The Lagunitas School District board will vote this week to delay the start of the school year by one week and begin with distance learning, based on the recommendation of an 85-person task force. The extra time will give teachers and administrators time for training and to find online learning systems that work well. This year, teachers will be allowed to instruct alone from their classrooms rather than from their homes.
Anita Collison, the president of the teachers’ union at Lagunitas, said staff members are relieved. The Open Classroom program gives students a lot of freedom, and classes frequently play together. The feeling is that the school is one big family, so bringing students back in a sterile environment, facing forward in desks with face coverings and physical distancing, was hard to digest.
“It’s not the school we want to see,” Ms. Collison said. “Being able to do distance learning is going to be more free and allow us more opportunity to collaborate with the kids and work with them in a way we wouldn’t be able to do in that environment.”
Despite every student having an internet hot spot within two weeks last spring, a number of students didn’t check in to their virtual classes. Reasons varied: Some didn’t have a family member to tell them to get online, while others got in the habit of skipping school because they thought the closure was short-term, Mr. Carroll said. If it’s allowed, the school may let struggling students come in one at a time for office hours.
At the Bolinas-Stinson School District, technology is at the forefront of distance learning. Teachers used whatever online software they preferred in the spring, but this fall, the start of school has been pushed back two weeks so that teachers and families can be trained in all of the same platforms.
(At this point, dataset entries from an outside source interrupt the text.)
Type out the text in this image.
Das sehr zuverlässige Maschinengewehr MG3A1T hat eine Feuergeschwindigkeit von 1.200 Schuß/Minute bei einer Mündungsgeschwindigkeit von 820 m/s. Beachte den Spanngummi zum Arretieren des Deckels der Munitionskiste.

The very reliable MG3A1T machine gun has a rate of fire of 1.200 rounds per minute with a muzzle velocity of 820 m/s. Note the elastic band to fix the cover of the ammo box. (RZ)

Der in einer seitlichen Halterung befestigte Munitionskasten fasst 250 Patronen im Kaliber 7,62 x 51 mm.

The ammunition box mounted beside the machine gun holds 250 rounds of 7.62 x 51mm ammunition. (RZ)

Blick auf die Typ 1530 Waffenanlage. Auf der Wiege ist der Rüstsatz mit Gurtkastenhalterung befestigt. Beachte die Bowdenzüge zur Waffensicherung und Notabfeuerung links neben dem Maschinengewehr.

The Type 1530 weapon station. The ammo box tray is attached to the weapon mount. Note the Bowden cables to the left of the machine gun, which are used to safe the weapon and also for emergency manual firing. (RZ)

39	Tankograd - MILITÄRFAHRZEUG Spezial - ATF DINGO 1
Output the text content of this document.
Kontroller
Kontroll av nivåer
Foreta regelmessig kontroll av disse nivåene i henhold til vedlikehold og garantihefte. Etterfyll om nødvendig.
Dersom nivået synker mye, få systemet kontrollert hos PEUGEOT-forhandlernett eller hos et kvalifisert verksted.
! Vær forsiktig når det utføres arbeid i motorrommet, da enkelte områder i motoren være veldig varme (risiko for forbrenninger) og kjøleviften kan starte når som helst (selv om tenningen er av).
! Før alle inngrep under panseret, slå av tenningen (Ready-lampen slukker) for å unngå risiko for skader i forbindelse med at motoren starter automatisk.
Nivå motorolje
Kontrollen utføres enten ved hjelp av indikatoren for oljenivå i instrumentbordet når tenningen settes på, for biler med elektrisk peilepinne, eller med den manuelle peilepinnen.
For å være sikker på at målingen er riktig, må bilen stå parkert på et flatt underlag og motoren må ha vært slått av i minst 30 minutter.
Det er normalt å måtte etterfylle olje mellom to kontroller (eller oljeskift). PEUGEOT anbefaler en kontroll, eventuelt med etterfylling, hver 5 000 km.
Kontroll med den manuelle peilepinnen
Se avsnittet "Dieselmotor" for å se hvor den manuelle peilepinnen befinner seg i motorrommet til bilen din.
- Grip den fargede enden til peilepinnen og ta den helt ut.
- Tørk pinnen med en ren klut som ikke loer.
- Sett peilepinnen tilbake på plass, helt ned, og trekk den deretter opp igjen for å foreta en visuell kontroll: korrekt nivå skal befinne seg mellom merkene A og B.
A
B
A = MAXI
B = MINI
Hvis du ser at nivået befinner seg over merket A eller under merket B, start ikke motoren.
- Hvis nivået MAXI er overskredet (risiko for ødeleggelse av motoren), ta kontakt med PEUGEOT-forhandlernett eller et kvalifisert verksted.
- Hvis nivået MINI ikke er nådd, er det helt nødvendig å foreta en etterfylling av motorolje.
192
The school purchased different online learning software for English and math, and different learning management systems for the younger and older grades. The curriculum will consist of teacher-led mini-lessons followed by independent student work on the online software, principal Michelle Stephens said.
The school recently ordered equipment from Swivl, which will allow students to watch their teacher as they move around the classroom. A device and camera are placed on a tripod and teachers wear a tracker; as they move around, the device follows them. The technology will be especially useful for physical education teachers.
The Bolinas-Stinson board has yet to approve starting the year with distance learning. Last week, the board’s vote was split 2-2 on conducting school through distance learning to start the year, with one board member absent, so the proposal did not pass. The board asked the reopening task force to return with an option to allow some students to be on campus.
“We certainly have to be able to accommodate those families for whom distance learning was not working,” trustee Jennie Pfeiffer told the Light, explaining her no vote. Emblematic of the issues with distance learning, Ms. Pfeiffer said that at the very meeting where the board voted, the computers and internet were glitching.
The Bolinas School is offering an outdoor summer program that could serve as a model for in-person instruction; three students sit at distanced picnic tables while a teacher instructs.
The reopening task force has explored constructing outdoor classrooms, and the board moved $228,000 from a reserve to the general fund for the project. But the momentum was slowed last week when the Division of State Architects told Mr. Carroll that the project would not be exempt from approval, so the district would need to hire a licensed architect or structural engineer to develop designs. Construction would not be feasible before the start of the school year. The facilities subcommittee is investigating outdoor alternatives.